O seio que alimenta em tempo de corona-vírus
Sem entrar no mérito da discussão de gêneros, uma das coisas do feminino que mais se diferencia sobre o masculino é a capacidade das fêmeas em amamentar seus filhos. Disso, pode se referir todo o desenvolvimento do bebê, desde o seu nascimento até sua maturidade, caso o aleitamento materno ocorra de forma adequada.
Eu, homem, pai de três filhos e avô de dois netos, quando observo mães amamentando, aprecio a relação que nasce desse ato que é a evolução do que já acontece desde a concepção. Ela continua se desenvolvendo, do ainda bebê, até todos os dias…

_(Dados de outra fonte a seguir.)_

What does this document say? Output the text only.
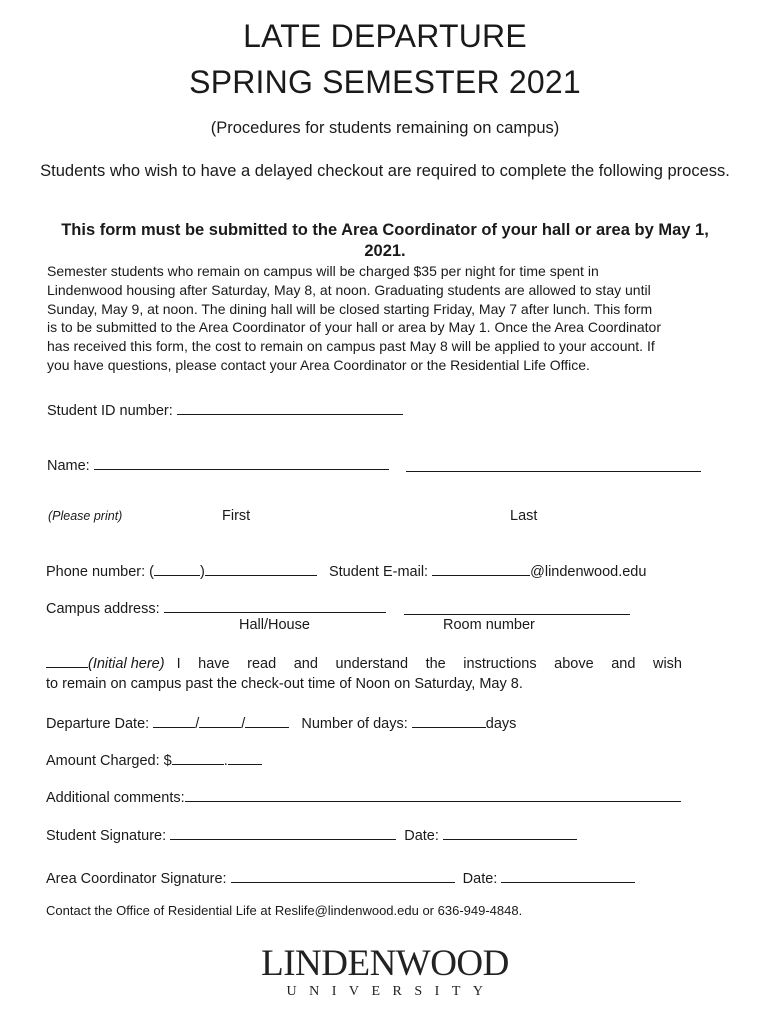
LATE DEPARTURE
SPRING SEMESTER 2021
(Procedures for students remaining on campus)
Students who wish to have a delayed checkout are required to complete the following process.
This form must be submitted to the Area Coordinator of your hall or area by May 1, 2021.
Semester students who remain on campus will be charged $35 per night for time spent in
Lindenwood housing after Saturday, May 8, at noon. Graduating students are allowed to stay until
Sunday, May 9, at noon. The dining hall will be closed starting Friday, May 7 after lunch. This form
is to be submitted to the Area Coordinator of your hall or area by May 1. Once the Area Coordinator
has received this form, the cost to remain on campus past May 8 will be applied to your account. If
you have questions, please contact your Area Coordinator or the Residential Life Office.
Student ID number:
Name:
(Please print)	First	Last
Phone number: (	)	Student E-mail:	@lindenwood.edu
Campus address:
Hall/House	Room number
(Initial here) I have read and understand the instructions above and wish
to remain on campus past the check-out time of Noon on Saturday, May 8.
Departure Date:	/	/	Number of days:	days
Amount Charged: $	.
Additional comments:
Student Signature:	Date:
Area Coordinator Signature:	Date:
Contact the Office of Residential Life at Reslife@lindenwood.edu or 636-949-4848.
LINDENWOOD
UNIVERSITY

Mas, o que me encanta é a troca de carinho, ou seja, de cuidados entre ambos. Os olhares entrelaçados, o toque das mãos pequenas, sensíveis e curiosas sobre o seio que o alimenta, o aconchego num colo inesquecível mesmo que não se tenha lembranças diretas. Estas ficam na personalidade construída.
Nos dias conflituosos da contemporaneidade, ainda mais com o acometimento do corona-vírus e a imposição da quarentena, pretendo, portanto, destacar outro seio que alimenta. Já não é mais aquele que fornece o líquido divino. Já não é do calor e da suavidade de uma pele macia que pulsa no ritmo amoroso do coração da mãe. Mas também é um seio que alimenta, imuniza, humaniza e tem o calor suave do comprometimento do bem querer entre as pessoas. O seio o qual descrevo é a cozinha de uma casa. Sendo bem conduzida, ela abraça e acolhe a todos numa troca harmoniosa de responsabilidades.
Cozinhar, para humanos que se alimentam dos contatos, dos cheiros e dos sabores, é oferecer o seio no seu ambiente de convívio a dar prazer, calor e afeto. O seio materno produz o alimento, o qual não há como provocar alterações. O que muda é o afeto oferecido ao bebê. Já, na cozinha, as escolhas dos temperos e formas de elaboração dependem de todo o carinho e do conhecimento sobre quem se deseja alimentar.
O fogão acalorado pela chama do coração, pulsa no borbulhar da panelas, acompanhado de boas conversas e ajudas na elaboração do prato, na arrumação da mesa do jantar, no fato de ter alguém ali a ajudar no preparo do suco para acompanhar a refeição, representa o toque do bebê na suavidade de um seio que empurra seu líquido nos impulsos amorosos para a sucção. Isso sustenta as crianças, jovens, maridos e esposas das necessidades mais primordiais da vida humana: o alimento produzido com a energia do carinho no cuidado de uns com os outros.
As comidas rápidas que chegam à nossa porta nem sempre carregam alimentos calorosos de afeto ou com tempo de cozimento temperados por diálogo higienizados. O balanço durante o transporte não é como o embalar de um filho no colo, enquanto os braços mútuos mexem o pulsar da panela.
Quem diz que educar não depende do tempo, mas somente da qualidade do estar junto, se engana. O bom prato se faz com boas escolhas de ingredientes e com um bom tempo de cozimento. Educação se faz com tempo, repetição e com qualidade das relações estabelecidas.
Em tempos de corona-vírus é importantíssimo que nos avaliemos e aprendamos sobre a vida e nossas relações. Sendo assim, a calma, a criatividade e o compartilhar, serão fundamentais para que façamos da cozinha, o seio da casa, um ambiente rico, afetivo e caloroso, a produzir nutrientes relacionais que, mesmo que saiam de nossas lembranças, permanecerão fincados na personalidade de cada um para, assim, desencadear reflexos saudáveis em todas as relações, a partir desse período de confinamento dentro das próprias casas.